The study of more than 2.7 million companies in the UK shows that the number of women in director roles has grown from 4.3 million in 2007 to five million in 2012.
Smaller firms with between three and 10 employees are still most likely to have a female director, according to the research, but the gap is narrowing among larger firms with more than 250 employees. In 2007, only one third of larger businesses had a female director, while in 2012 the figure grew to 40 per cent.
Women in director roles are more frequently seen in start-up businesses, found Experian, whose research claims that a third of the 1.4 million businesses to have opened their doors since 2007 have one or more female directors.
Despite the progression of women to director roles, Experian also found that women still dominate the professions of hairdressing, primary education and social work.
Between 2007 and 2012, there was a fall in the number of all-female boards in what Experian describes as male-dominated industries such as plumbing and software publishing.

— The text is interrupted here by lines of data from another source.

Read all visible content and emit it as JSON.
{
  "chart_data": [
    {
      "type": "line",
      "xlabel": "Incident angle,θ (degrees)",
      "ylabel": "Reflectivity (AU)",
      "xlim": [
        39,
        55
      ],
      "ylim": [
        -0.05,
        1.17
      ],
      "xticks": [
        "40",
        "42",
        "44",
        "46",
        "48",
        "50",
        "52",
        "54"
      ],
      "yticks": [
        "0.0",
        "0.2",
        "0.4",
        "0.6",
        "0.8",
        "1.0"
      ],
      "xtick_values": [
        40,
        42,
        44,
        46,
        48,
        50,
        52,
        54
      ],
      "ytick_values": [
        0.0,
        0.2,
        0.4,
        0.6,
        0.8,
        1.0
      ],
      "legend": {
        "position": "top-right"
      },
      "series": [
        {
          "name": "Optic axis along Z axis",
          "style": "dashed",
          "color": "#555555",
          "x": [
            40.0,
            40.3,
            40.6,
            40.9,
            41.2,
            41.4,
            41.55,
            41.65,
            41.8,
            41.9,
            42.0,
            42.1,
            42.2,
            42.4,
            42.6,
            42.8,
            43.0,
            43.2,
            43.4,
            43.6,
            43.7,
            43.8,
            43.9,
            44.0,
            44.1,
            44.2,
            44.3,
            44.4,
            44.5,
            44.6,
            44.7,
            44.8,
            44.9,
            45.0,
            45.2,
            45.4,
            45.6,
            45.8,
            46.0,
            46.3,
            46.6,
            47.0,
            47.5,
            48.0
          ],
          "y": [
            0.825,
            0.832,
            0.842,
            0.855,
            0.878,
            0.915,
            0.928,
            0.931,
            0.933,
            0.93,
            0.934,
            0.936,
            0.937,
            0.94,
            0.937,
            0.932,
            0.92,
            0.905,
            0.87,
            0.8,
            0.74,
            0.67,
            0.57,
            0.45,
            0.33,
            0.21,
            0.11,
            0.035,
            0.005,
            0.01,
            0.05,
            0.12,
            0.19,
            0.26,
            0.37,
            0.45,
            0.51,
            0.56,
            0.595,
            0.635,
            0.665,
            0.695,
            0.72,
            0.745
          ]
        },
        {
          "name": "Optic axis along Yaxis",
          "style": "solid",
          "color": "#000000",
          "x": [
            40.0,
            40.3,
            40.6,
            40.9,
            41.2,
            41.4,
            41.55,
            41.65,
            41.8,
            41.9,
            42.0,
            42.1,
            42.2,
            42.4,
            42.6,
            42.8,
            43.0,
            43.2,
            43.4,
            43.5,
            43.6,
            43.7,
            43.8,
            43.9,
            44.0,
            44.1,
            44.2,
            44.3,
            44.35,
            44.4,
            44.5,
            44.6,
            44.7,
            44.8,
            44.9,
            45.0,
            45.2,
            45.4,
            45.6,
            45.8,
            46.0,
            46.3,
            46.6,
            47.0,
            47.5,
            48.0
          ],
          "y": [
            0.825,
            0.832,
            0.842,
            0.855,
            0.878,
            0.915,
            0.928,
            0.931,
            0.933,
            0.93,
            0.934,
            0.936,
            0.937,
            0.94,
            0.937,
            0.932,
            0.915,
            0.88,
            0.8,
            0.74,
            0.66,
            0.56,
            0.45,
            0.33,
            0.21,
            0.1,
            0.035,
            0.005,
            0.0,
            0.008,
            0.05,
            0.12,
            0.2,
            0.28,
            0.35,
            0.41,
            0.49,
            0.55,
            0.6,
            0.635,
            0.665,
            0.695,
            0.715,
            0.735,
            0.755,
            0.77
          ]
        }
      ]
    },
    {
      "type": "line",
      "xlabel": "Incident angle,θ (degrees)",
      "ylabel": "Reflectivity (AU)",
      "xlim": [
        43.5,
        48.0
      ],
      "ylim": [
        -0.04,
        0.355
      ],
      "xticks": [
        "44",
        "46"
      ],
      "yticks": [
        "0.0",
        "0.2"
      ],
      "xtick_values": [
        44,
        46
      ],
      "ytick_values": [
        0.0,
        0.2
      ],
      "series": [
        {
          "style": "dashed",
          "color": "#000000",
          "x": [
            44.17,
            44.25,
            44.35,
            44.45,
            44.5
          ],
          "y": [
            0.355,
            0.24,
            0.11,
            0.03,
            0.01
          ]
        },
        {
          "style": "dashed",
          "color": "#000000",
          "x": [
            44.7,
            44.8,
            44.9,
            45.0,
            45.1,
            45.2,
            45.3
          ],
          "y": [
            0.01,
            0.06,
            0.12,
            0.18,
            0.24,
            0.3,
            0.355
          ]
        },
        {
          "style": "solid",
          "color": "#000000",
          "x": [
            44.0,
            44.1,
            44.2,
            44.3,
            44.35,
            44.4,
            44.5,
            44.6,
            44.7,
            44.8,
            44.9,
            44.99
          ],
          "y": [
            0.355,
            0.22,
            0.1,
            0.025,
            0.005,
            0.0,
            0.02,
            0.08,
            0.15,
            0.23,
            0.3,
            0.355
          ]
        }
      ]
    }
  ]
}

Max Firth, UK managing director for Experian's Business Information Services division said that despite progression made by women over the last five years, the picture is still much the same.
He said: "While there are undoubtedly many women who are breaking new ground and overcoming stereotypes, our data shows that among the total population of UK companies, the industries with most female directors are pretty much the same as before the recession.
"Smaller companies are clearly the driving force for female directors, but our research shows that larger companies' efforts to increase the number of female directors has made a significant difference over the past five years."